Emotion and Character

Unit Objective:

Students will be able to portray emotion and character by participating in space walks and animal improvisations.


Materials Needed:

Empty space



Have the classroom cleared as the students enter so that there is plenty of empty space.


Activity 1 (25-30 min) – Emotional Physicalization Activity

– Can someone sum up what we talked about last time? Why are we focusing on this? How does it apply to “traditional theatre?” I am trying to give you a toolbox for how you can incorporate your movement into your acting in a more specific and clear way. Today we again are going to be focusing on movement and specifically emotions and movement as well as animal movement.
– This time we are going to split the class up and take turns participating. I want to make it clear that this is NOT a performance, we are not performing for the other group but all learning together. You are not to pose “for” the other half of the class but for yourself. As an audience member you also need to be learning so you will take notes that can help you participate when it is your turn. My first group will give the second group advice to help them better learn and explore.
– Again, this is a silent activity in that there should be no talking and really no interacting with others. Same consequences apply for not being focused. Why do you think I am wanting you to be silent during these activities? Really make sure they discover that we are focusing on movement and how we communicate non-verbally and that requires silence so we can really focus in. We need to push the tables to clear space again for our activity today. This time we are going to fold the tables down and stack them on top of each other as well as the chairs.
– We are going to start by once again walking throughout the space. Keeping our soft focus and just moving throughout the space. Notice your breathing, how you are walking, long steps, short steps? How does your emotion effect how you are moving? How do you feel today? Tired, excited, nervous. Let that show in how you are walking. Really take note of what you are feeling internally and notice how that effects your movement.
– Now I am going to call out an emotion. Then I am going to say “1-2-3 Freeze” at which point you are going to freeze in a position that shows that emotion. So let’s try it. Sad “1-2-3 Freeze.” Okay I am going to do that emotion again but I want you to try a different/less typical way of showing that emotion, sad. “1-2-3 Freeze.”
o Happy
o Angry
o Entertained
o Bored
o Curious
o Confused
– Make sure and ask them to exaggerate, try something new. After group 1 has finished have them give advice to group 2 AND then switch and do the whole activity again.

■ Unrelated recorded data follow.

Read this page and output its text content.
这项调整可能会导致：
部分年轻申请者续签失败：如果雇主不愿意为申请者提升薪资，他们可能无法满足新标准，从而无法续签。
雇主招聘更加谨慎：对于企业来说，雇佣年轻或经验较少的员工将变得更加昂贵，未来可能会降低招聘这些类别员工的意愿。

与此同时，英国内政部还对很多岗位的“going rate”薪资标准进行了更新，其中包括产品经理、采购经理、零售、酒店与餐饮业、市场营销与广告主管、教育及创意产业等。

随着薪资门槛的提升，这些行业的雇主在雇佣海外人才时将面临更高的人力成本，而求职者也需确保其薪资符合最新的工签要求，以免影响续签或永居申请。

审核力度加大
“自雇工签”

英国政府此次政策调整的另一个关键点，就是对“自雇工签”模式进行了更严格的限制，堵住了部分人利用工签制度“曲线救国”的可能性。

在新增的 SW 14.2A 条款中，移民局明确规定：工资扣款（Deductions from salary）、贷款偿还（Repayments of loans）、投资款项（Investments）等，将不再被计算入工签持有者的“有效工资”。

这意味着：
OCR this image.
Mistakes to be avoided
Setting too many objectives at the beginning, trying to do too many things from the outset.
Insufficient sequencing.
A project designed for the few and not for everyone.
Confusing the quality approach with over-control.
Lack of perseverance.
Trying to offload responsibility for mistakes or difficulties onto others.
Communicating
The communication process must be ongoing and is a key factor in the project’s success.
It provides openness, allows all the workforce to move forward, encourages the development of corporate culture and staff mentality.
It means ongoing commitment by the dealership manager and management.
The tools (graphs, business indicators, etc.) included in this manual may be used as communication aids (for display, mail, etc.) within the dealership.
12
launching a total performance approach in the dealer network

Activity 2 (25-30 min) Animalization Physical Activity

– The whole class is going to participate together in this activity. You will have less space but if you stay focused on what you are doing you will be fine. You really need to show great focus and maturity in this activity. Why do you think it is important that we aren’t laughing, talking with our friends, etc? We then lose focus and start to feel that we can’t explore because we are too conscious of those around us, watching us, instead of exploring we begin to perform. We are going to discover how animal’s physical movements can really help us to more as actors. I want you to think of one of your favorite characters, they can be from a book, a play, a video game, a movie, etc. Raise your hand once you have chosen your character.
– Now I want you to determine an animal that you feel this character could “TRANSITION” to. So if I were picking Severus Snape from Harry Potter I would say he is snake like. Does that make sense? Now once again when you have picked an animal raise your hand. Don’t overthink it, just choose and animal.
– I am going to say “goodnight animals” and you will all lay down to sleep, then I will say “Good morning animals” and you will all wake up as if you were that animal. If I were a cat I would begin stretching, start pawing at the floor, licking my paw, etc. I will then continue to narrate your “day” and you will respond as that animal would physically.
– As you narrate make sure and encourage them to really try new things, discover.
– “Animals, time to eat”
– “Animals, time to play”
– “Animals, time to clean your room.”
– “Animals, time to take a bath.”
– “Animals, time to find food.”
– “Animals, time for bed.”
– Now I am going to say, “Students wake up” and you are going to wake up as humans but using your animal to inspire your character. Maybe you still slither out of bed like you did with the snake but in a more human manner, etc.
– When complete turn on the lights and tell the students they need to write one thing on the board that they learned from this activity, about themselves? About others? About acting? About storytelling? About movement? Etc. Then go through and discuss what was written.




We are going to continue what we have learned by doing pantomime. Like we have done in the past few days we are going to hone in so specifically on movement that we are going to eliminate verbal communication completely and focus entirely on the physical. Please don’t lose track of these tools we have discovered in how we lead, how our environment changes us, how we can show emotion physically, and how we can use animals to inspire characterization.